Thu Nov 13 10:58:07 UTC 2014

On 11/11/2014 23:28, Yuras Shumovich wrote:
> On Wed, 2014-11-12 at 02:02 +0300, Yuras Shumovich wrote:
>> On Tue, 2014-11-11 at 22:14 +0000, John Lato wrote:
>>> I don't follow your argument. You state that a user should assume their
>>> cleanup action can block.
>>
>> Lets use accurate terms. You probably mean "can be interrupted". If
>> action can block, then it is may (usual case) or may not (e.g. when
>> async exceptions are masked) be interruptible. Please let me know if you
>> disagree with this definitions -- I just want to ensure everybody uses
>> the same definitions.
>>
>>> Blocking implies that the function may receive an
>>> async exception.

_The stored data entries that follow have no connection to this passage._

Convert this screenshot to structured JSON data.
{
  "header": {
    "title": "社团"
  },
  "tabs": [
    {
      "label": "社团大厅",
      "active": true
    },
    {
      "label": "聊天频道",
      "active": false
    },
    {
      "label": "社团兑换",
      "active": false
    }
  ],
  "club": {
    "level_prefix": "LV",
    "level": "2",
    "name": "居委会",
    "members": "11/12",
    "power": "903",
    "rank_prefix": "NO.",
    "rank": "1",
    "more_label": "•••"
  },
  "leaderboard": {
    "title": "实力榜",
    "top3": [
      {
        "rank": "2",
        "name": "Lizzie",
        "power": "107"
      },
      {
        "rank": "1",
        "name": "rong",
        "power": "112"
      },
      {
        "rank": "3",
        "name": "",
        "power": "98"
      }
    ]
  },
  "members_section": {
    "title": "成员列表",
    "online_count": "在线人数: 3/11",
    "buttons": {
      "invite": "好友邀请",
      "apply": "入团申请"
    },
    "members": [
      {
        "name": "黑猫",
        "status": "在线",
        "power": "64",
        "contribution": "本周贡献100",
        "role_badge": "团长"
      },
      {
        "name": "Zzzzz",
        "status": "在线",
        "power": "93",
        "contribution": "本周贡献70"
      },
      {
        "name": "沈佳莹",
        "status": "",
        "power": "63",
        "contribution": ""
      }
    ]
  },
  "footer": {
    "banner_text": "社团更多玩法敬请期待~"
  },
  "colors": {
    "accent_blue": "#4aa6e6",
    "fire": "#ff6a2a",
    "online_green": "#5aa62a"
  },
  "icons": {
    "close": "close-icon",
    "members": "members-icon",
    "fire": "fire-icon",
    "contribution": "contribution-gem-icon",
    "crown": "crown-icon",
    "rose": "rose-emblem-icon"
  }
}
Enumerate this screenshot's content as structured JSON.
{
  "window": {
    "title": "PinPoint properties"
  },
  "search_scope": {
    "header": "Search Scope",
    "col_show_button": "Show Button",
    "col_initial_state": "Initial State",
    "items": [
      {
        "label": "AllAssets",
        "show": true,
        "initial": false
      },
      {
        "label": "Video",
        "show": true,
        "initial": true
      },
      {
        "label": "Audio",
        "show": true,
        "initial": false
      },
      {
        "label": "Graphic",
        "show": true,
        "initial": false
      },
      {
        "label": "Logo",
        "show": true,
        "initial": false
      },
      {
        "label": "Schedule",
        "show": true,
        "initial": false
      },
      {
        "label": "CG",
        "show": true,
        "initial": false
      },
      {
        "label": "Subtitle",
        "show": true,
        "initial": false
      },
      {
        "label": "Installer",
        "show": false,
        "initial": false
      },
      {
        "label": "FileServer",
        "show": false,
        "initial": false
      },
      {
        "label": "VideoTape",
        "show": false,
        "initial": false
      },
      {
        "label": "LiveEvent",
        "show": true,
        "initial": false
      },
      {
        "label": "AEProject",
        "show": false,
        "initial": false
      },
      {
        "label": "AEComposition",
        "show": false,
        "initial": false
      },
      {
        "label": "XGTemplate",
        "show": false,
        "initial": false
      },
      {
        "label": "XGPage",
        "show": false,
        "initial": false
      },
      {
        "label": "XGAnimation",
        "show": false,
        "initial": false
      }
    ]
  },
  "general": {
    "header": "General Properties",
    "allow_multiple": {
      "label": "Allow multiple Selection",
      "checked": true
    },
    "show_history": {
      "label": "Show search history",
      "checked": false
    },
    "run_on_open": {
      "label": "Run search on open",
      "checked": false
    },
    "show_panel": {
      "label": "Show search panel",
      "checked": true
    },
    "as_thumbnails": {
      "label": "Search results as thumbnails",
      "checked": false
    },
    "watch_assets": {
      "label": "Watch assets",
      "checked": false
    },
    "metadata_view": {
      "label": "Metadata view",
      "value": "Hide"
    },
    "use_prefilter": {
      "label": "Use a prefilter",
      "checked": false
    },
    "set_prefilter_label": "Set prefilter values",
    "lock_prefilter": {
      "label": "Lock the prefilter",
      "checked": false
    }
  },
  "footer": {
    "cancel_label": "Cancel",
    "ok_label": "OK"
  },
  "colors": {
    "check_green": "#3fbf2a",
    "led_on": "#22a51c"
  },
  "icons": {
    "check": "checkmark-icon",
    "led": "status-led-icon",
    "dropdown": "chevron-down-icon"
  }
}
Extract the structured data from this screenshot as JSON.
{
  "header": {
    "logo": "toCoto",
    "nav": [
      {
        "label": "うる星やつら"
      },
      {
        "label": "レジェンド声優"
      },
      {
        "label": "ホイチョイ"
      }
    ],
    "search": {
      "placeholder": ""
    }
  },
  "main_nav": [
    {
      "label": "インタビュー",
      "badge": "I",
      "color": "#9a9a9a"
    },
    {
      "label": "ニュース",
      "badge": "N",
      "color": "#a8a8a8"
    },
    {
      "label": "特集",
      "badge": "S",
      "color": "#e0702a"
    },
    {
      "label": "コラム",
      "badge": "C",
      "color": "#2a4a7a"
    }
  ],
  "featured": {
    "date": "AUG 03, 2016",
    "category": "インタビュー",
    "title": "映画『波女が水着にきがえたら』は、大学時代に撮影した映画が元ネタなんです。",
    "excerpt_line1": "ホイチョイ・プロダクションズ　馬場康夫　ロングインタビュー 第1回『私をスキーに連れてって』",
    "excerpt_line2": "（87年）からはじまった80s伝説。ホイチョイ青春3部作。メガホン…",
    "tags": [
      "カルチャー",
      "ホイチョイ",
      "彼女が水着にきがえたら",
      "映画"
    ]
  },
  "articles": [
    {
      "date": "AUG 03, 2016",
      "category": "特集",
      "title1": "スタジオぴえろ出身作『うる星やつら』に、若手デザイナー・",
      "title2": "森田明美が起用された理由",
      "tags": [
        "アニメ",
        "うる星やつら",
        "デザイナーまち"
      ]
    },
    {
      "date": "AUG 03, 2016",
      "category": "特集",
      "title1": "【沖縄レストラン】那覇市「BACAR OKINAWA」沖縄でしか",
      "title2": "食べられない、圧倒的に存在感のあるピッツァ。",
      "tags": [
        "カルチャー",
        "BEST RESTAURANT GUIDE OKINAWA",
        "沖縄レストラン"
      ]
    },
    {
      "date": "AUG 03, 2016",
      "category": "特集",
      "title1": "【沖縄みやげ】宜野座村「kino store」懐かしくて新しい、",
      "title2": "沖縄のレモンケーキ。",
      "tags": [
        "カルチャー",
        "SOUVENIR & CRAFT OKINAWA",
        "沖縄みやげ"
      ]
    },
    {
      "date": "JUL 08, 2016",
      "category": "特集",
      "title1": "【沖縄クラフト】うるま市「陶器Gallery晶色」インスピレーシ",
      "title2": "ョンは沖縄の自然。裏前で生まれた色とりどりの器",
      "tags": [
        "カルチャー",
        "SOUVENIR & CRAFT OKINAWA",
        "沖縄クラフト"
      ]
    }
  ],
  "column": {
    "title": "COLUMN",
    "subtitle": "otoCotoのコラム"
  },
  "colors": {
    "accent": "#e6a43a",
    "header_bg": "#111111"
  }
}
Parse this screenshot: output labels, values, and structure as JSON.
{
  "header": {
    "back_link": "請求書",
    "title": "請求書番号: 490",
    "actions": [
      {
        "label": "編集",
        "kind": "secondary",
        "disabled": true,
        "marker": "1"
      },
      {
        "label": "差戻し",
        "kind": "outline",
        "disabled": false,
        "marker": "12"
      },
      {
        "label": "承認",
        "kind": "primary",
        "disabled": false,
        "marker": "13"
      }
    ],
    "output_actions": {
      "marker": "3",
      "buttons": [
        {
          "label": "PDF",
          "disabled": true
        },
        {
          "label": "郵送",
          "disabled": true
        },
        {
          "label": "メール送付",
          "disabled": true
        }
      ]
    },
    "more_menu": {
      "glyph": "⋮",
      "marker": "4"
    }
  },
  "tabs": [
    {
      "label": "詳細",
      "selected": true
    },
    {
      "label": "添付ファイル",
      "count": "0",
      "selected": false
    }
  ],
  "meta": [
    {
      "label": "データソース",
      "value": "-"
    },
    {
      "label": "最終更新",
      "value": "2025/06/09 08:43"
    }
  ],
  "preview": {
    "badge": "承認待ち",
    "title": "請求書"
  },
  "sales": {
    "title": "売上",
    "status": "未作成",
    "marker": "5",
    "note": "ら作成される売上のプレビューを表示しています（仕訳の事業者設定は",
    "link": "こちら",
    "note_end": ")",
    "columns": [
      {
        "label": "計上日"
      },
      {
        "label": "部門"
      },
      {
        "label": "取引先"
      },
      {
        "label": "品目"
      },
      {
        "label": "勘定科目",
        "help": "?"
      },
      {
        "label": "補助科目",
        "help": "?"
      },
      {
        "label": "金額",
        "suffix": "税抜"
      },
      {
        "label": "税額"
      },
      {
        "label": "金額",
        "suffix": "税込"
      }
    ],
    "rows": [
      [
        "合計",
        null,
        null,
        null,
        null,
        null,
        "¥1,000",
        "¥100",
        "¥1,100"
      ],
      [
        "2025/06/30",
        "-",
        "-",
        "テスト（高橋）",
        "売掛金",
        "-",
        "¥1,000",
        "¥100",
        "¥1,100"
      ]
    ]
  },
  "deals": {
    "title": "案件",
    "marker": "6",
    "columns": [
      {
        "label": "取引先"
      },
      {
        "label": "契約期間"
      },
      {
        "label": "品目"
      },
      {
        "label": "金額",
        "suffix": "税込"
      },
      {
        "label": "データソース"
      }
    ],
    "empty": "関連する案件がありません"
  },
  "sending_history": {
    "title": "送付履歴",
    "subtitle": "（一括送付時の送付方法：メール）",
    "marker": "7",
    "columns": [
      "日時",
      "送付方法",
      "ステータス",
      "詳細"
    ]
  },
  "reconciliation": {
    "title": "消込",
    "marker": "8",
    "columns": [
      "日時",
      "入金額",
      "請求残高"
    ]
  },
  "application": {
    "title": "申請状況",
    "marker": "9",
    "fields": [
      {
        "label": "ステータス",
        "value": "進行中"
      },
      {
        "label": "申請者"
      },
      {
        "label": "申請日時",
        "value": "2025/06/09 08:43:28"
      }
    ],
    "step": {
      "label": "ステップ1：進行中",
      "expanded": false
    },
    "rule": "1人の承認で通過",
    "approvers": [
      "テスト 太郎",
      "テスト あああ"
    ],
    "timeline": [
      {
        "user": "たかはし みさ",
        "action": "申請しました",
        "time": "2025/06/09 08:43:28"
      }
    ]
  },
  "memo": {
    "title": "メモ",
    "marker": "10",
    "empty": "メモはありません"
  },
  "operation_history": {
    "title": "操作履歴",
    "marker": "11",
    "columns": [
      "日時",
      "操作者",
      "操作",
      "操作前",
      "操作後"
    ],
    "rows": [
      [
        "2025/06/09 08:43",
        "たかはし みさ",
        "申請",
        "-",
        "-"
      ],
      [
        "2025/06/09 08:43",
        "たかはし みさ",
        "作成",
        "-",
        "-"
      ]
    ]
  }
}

The only way to guarantee code runs in the presence of
>>> async exceptions is uninterruptibleMask (or something built on it).
>>
>> I don't understand that. The code definitely runs with or without
>> uninterruptibleMask. In the first case it can be interrupted by async
>> exception. But in both cases it can throw sync exception.
>
> Hmm, I reread your email, and now I probably see what you mean. You
> think about cleanup as atomic action that either runs or is interrupted.
> But that is not true. Consider the example I already used earlier:
>
> -- | database that uses two files
> data DB = DB Handle Handle
>
> closeDB :: DB -> IO ()
> closeDB (DB h1 h2) = hClose h1 >> hClose h2
>
> The cleanup action "closeDB" above is buggy because the first hClose can
> be interrupted. In that case the first handle will be closed, but the
> second will leak. Note: "closeDB" is not atomic -- it consists from two
> interruptible different actions. The same with hClose itself -- if can
> be interrupted somewhere in the middle, but it is able to handle that.
>
> The correct cleanup probably should look like the next:
>
> closeDB (DB h1 h2) = hClose h1 `finally` hClose h2
>
> Note: the initial version is buggy with respect to both async and sync
> exceptions, and uninterruptibleMask will fix it only with respect to
> async exceptions.

But in order to know that this is correct, you have to know how hClose 
works, namely that if an async exception is raised then it has safely 
closed the handle anyway.  If you didn't know that, then you would have 
to code it like this instead

closeDB (DB h1 h2) = cleanup1
   where
   cleanup1 = (hClose h1 `onException` cleanup1) >> cleanup2
   cleanup2 = hClose h2 `onException` cleanup2

Does this really work?  I think so, but I haven't tested it...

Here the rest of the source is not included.